Not really, but tricks like that are the key to boosting memory

Staff Writer, New Jersey Jewish News

The photographic memory is a myth, according to Joshua Foer, journalist, author, and a memory competition champion.

Instead, he views the ability to remember as a kind of acquired skill, one that need only be developed through training, by using a few tricks that date back as far as ancient Greece.

“Scientists have proven that memory is not an innate talent. Anyone can train themselves to do it,” said Foer, the author of Moonwalking with Einstein: The Art and Science of Remembering Everything and a featured speaker at the March 3 JVS Creative Maturity Expo in Whippany.

About 200 people attended Foer’s talk at the expo, a day-long series of events at the Aidekman Jewish Community Campus featuring workshops, products, speakers, and services for baby-boomers and mature adults.

The offerings included sessions on diet, exercise, and travel; health screenings by Saint Barnabas Medical Center and Atlantic Health; and a “Baby Boomer Boot Camp.” Jewish Vocational Service, the organizer, is a beneficiary agency of the Jewish Federation of Greater MetroWest NJ.

In his talk, Foer described three commonly used tools for boosting memory: the Baker/baker Paradox, the Memory Palace, and the Major System.

In the Baker/baker Paradox, the trick is to attach someone’s name, like Baker, to a memorable image or series of images, like “a funny white hat, smelling good when you come home, having flour on your arms.”

“The entire art of memory is to figure out how to transform ‘Baker’ into ‘baker,’” said Foer. “You have to transform it so that it becomes meaningful.”

The Memory Palace was developed 2,500 years ago by the ancient Greek poet Simonides. That system, said Foer, involves creating the mental image of a “spacious building you can move around in and are very familiar with and stocking its rooms with outlandish, sexy, or otherwise unforgettable associations with the items to be memorized.
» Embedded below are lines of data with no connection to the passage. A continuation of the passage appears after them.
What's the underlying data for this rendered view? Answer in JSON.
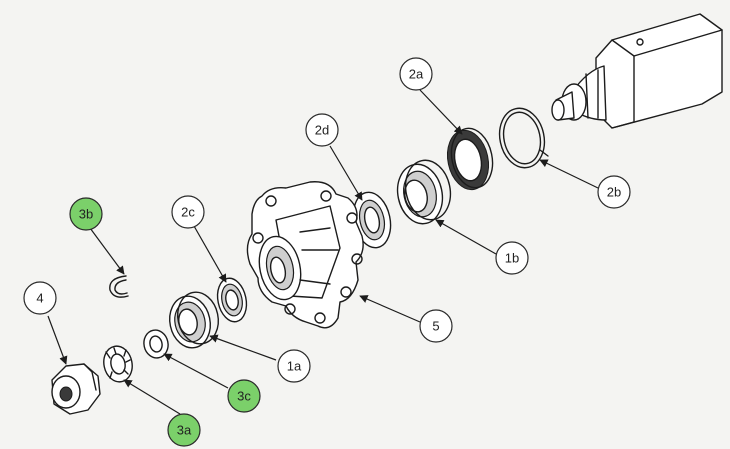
{
  "colors": {
    "highlight": "#7bd06a",
    "callout_fill": "#ffffff",
    "line": "#1c1c1c",
    "background": "#f4f4f2"
  },
  "callouts": {
    "c_4": {
      "label": "4",
      "highlighted": false
    },
    "c_3b": {
      "label": "3b",
      "highlighted": true
    },
    "c_2c": {
      "label": "2c",
      "highlighted": false
    },
    "c_1a": {
      "label": "1a",
      "highlighted": false
    },
    "c_3c": {
      "label": "3c",
      "highlighted": true
    },
    "c_3a": {
      "label": "3a",
      "highlighted": true
    },
    "c_2d": {
      "label": "2d",
      "highlighted": false
    },
    "c_2a": {
      "label": "2a",
      "highlighted": false
    },
    "c_1b": {
      "label": "1b",
      "highlighted": false
    },
    "c_2b": {
      "label": "2b",
      "highlighted": false
    },
    "c_5": {
      "label": "5",
      "highlighted": false
    }
  }
}
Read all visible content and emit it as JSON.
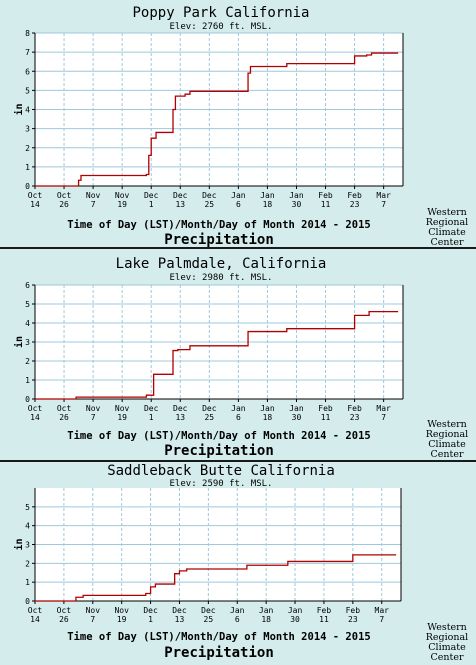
{
  "chart_data": [
    {
      "type": "line",
      "title": "Poppy Park California",
      "subtitle": "Elev: 2760 ft. MSL.",
      "ylabel": "in",
      "xlabel": "Time of Day  (LST)/Month/Day of Month 2014 - 2015",
      "footer_label": "Precipitation",
      "credit": [
        "Western",
        "Regional",
        "Climate",
        "Center"
      ],
      "ylim": [
        0,
        8
      ],
      "yticks": [
        "0",
        "1",
        "2",
        "3",
        "4",
        "5",
        "6",
        "7",
        "8"
      ],
      "xlim": [
        "2014-10-14",
        "2015-03-15"
      ],
      "xticks": [
        {
          "date": "2014-10-14",
          "top": "Oct",
          "bottom": "14"
        },
        {
          "date": "2014-10-26",
          "top": "Oct",
          "bottom": "26"
        },
        {
          "date": "2014-11-07",
          "top": "Nov",
          "bottom": "7"
        },
        {
          "date": "2014-11-19",
          "top": "Nov",
          "bottom": "19"
        },
        {
          "date": "2014-12-01",
          "top": "Dec",
          "bottom": "1"
        },
        {
          "date": "2014-12-13",
          "top": "Dec",
          "bottom": "13"
        },
        {
          "date": "2014-12-25",
          "top": "Dec",
          "bottom": "25"
        },
        {
          "date": "2015-01-06",
          "top": "Jan",
          "bottom": "6"
        },
        {
          "date": "2015-01-18",
          "top": "Jan",
          "bottom": "18"
        },
        {
          "date": "2015-01-30",
          "top": "Jan",
          "bottom": "30"
        },
        {
          "date": "2015-02-11",
          "top": "Feb",
          "bottom": "11"
        },
        {
          "date": "2015-02-23",
          "top": "Feb",
          "bottom": "23"
        },
        {
          "date": "2015-03-07",
          "top": "Mar",
          "bottom": "7"
        }
      ],
      "grid": true,
      "line_color": "#b00000",
      "series": [
        {
          "x": [
            "2014-10-14",
            "2014-11-01",
            "2014-11-01",
            "2014-11-02",
            "2014-11-02",
            "2014-11-29",
            "2014-11-29",
            "2014-11-30",
            "2014-11-30",
            "2014-12-01",
            "2014-12-01",
            "2014-12-03",
            "2014-12-03",
            "2014-12-10",
            "2014-12-10",
            "2014-12-11",
            "2014-12-11",
            "2014-12-15",
            "2014-12-15",
            "2014-12-17",
            "2014-12-17",
            "2015-01-10",
            "2015-01-10",
            "2015-01-11",
            "2015-01-11",
            "2015-01-26",
            "2015-01-26",
            "2015-02-23",
            "2015-02-23",
            "2015-02-28",
            "2015-02-28",
            "2015-03-02",
            "2015-03-02",
            "2015-03-13"
          ],
          "y": [
            0.0,
            0.0,
            0.3,
            0.3,
            0.55,
            0.55,
            0.6,
            0.6,
            1.6,
            1.6,
            2.5,
            2.5,
            2.8,
            2.8,
            4.0,
            4.0,
            4.7,
            4.7,
            4.8,
            4.8,
            4.95,
            4.95,
            5.9,
            5.9,
            6.25,
            6.25,
            6.4,
            6.4,
            6.8,
            6.8,
            6.85,
            6.85,
            6.95,
            6.95
          ]
        }
      ]
    },
    {
      "type": "line",
      "title": "Lake Palmdale, California",
      "subtitle": "Elev: 2980 ft. MSL.",
      "ylabel": "in",
      "xlabel": "Time of Day  (LST)/Month/Day of Month 2014 - 2015",
      "footer_label": "Precipitation",
      "credit": [
        "Western",
        "Regional",
        "Climate",
        "Center"
      ],
      "ylim": [
        0,
        6
      ],
      "yticks": [
        "0",
        "1",
        "2",
        "3",
        "4",
        "5",
        "6"
      ],
      "xlim": [
        "2014-10-14",
        "2015-03-15"
      ],
      "xticks": [
        {
          "date": "2014-10-14",
          "top": "Oct",
          "bottom": "14"
        },
        {
          "date": "2014-10-26",
          "top": "Oct",
          "bottom": "26"
        },
        {
          "date": "2014-11-07",
          "top": "Nov",
          "bottom": "7"
        },
        {
          "date": "2014-11-19",
          "top": "Nov",
          "bottom": "19"
        },
        {
          "date": "2014-12-01",
          "top": "Dec",
          "bottom": "1"
        },
        {
          "date": "2014-12-13",
          "top": "Dec",
          "bottom": "13"
        },
        {
          "date": "2014-12-25",
          "top": "Dec",
          "bottom": "25"
        },
        {
          "date": "2015-01-06",
          "top": "Jan",
          "bottom": "6"
        },
        {
          "date": "2015-01-18",
          "top": "Jan",
          "bottom": "18"
        },
        {
          "date": "2015-01-30",
          "top": "Jan",
          "bottom": "30"
        },
        {
          "date": "2015-02-11",
          "top": "Feb",
          "bottom": "11"
        },
        {
          "date": "2015-02-23",
          "top": "Feb",
          "bottom": "23"
        },
        {
          "date": "2015-03-07",
          "top": "Mar",
          "bottom": "7"
        }
      ],
      "grid": true,
      "line_color": "#b00000",
      "series": [
        {
          "x": [
            "2014-10-14",
            "2014-10-31",
            "2014-10-31",
            "2014-11-29",
            "2014-11-29",
            "2014-12-02",
            "2014-12-02",
            "2014-12-10",
            "2014-12-10",
            "2014-12-12",
            "2014-12-12",
            "2014-12-17",
            "2014-12-17",
            "2015-01-10",
            "2015-01-10",
            "2015-01-26",
            "2015-01-26",
            "2015-02-23",
            "2015-02-23",
            "2015-03-01",
            "2015-03-01",
            "2015-03-13"
          ],
          "y": [
            0.0,
            0.0,
            0.1,
            0.1,
            0.2,
            0.2,
            1.3,
            1.3,
            2.55,
            2.55,
            2.6,
            2.6,
            2.8,
            2.8,
            3.55,
            3.55,
            3.7,
            3.7,
            4.4,
            4.4,
            4.6,
            4.6
          ]
        }
      ]
    },
    {
      "type": "line",
      "title": "Saddleback Butte California",
      "subtitle": "Elev: 2590 ft. MSL.",
      "ylabel": "in",
      "xlabel": "Time of Day  (LST)/Month/Day of Month 2014 - 2015",
      "footer_label": "Precipitation",
      "credit": [
        "Western",
        "Regional",
        "Climate",
        "Center"
      ],
      "ylim": [
        0,
        6
      ],
      "yticks": [
        "0",
        "1",
        "2",
        "3",
        "4",
        "5"
      ],
      "xlim": [
        "2014-10-14",
        "2015-03-15"
      ],
      "xticks": [
        {
          "date": "2014-10-14",
          "top": "Oct",
          "bottom": "14"
        },
        {
          "date": "2014-10-26",
          "top": "Oct",
          "bottom": "26"
        },
        {
          "date": "2014-11-07",
          "top": "Nov",
          "bottom": "7"
        },
        {
          "date": "2014-11-19",
          "top": "Nov",
          "bottom": "19"
        },
        {
          "date": "2014-12-01",
          "top": "Dec",
          "bottom": "1"
        },
        {
          "date": "2014-12-13",
          "top": "Dec",
          "bottom": "13"
        },
        {
          "date": "2014-12-25",
          "top": "Dec",
          "bottom": "25"
        },
        {
          "date": "2015-01-06",
          "top": "Jan",
          "bottom": "6"
        },
        {
          "date": "2015-01-18",
          "top": "Jan",
          "bottom": "18"
        },
        {
          "date": "2015-01-30",
          "top": "Jan",
          "bottom": "30"
        },
        {
          "date": "2015-02-11",
          "top": "Feb",
          "bottom": "11"
        },
        {
          "date": "2015-02-23",
          "top": "Feb",
          "bottom": "23"
        },
        {
          "date": "2015-03-07",
          "top": "Mar",
          "bottom": "7"
        }
      ],
      "grid": true,
      "line_color": "#b00000",
      "series": [
        {
          "x": [
            "2014-10-14",
            "2014-10-31",
            "2014-10-31",
            "2014-11-03",
            "2014-11-03",
            "2014-11-29",
            "2014-11-29",
            "2014-12-01",
            "2014-12-01",
            "2014-12-03",
            "2014-12-03",
            "2014-12-11",
            "2014-12-11",
            "2014-12-13",
            "2014-12-13",
            "2014-12-16",
            "2014-12-16",
            "2015-01-10",
            "2015-01-10",
            "2015-01-27",
            "2015-01-27",
            "2015-02-23",
            "2015-02-23",
            "2015-03-13"
          ],
          "y": [
            0.0,
            0.0,
            0.2,
            0.2,
            0.3,
            0.3,
            0.4,
            0.4,
            0.75,
            0.75,
            0.9,
            0.9,
            1.45,
            1.45,
            1.6,
            1.6,
            1.7,
            1.7,
            1.9,
            1.9,
            2.1,
            2.1,
            2.45,
            2.45
          ]
        }
      ]
    }
  ]
}
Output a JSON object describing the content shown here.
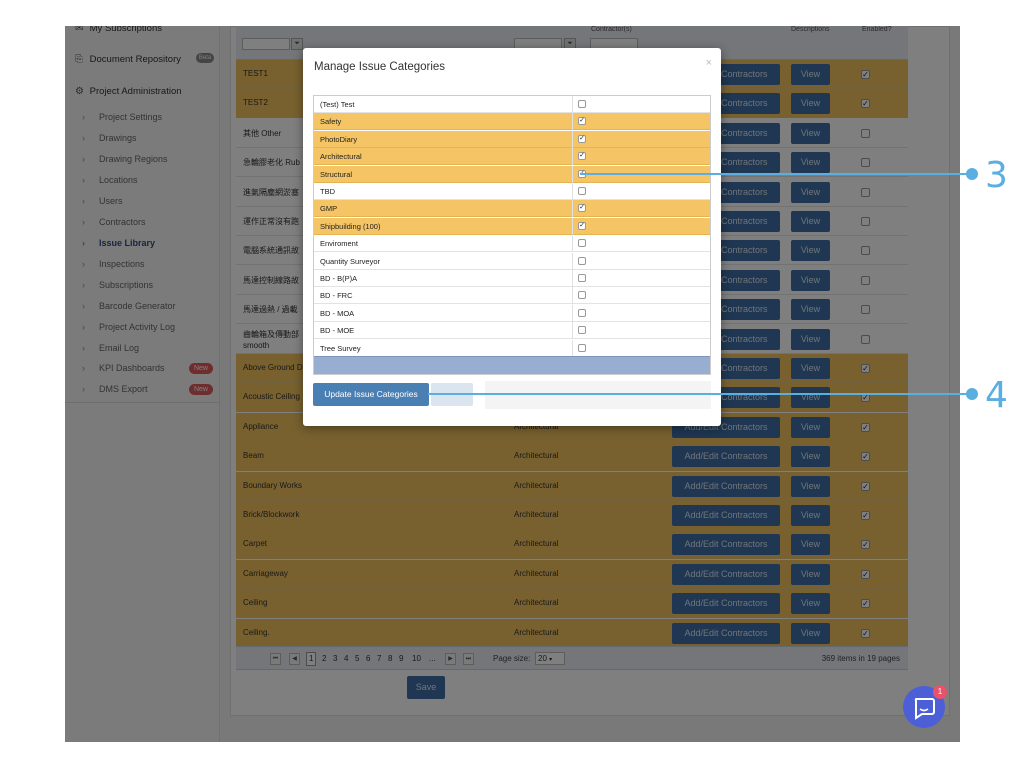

“The more colorful, more unlikely the situation, the more likely you are to remember it,” Foer said. He demonstrated by creating a Passover shopping list “palace” that included one room in which Angelina Jolie and Brad Pitt are swimming naked in a pool of milk, another dripping with cracked eggs, and a third room where attendants are feeding him parsley. At the end, nearly everyone in the room could recite the full list of items.

The third technique, known as the Major System, is used for memorizing random series of numbers. Each number is given a correlating letter or pair of letters which can then be formed into words or phrases. “It really works, but you have to take the time to learn the system,” said Foer.

Foer did: In his research for an article and then for his book on the subject, he entered and ended up winning a major memory competition.

“These are just tricks,” he advised. “At the most basic level, we have to remember to pay attention.”

Foer, by the way, gave his entire talk from memory.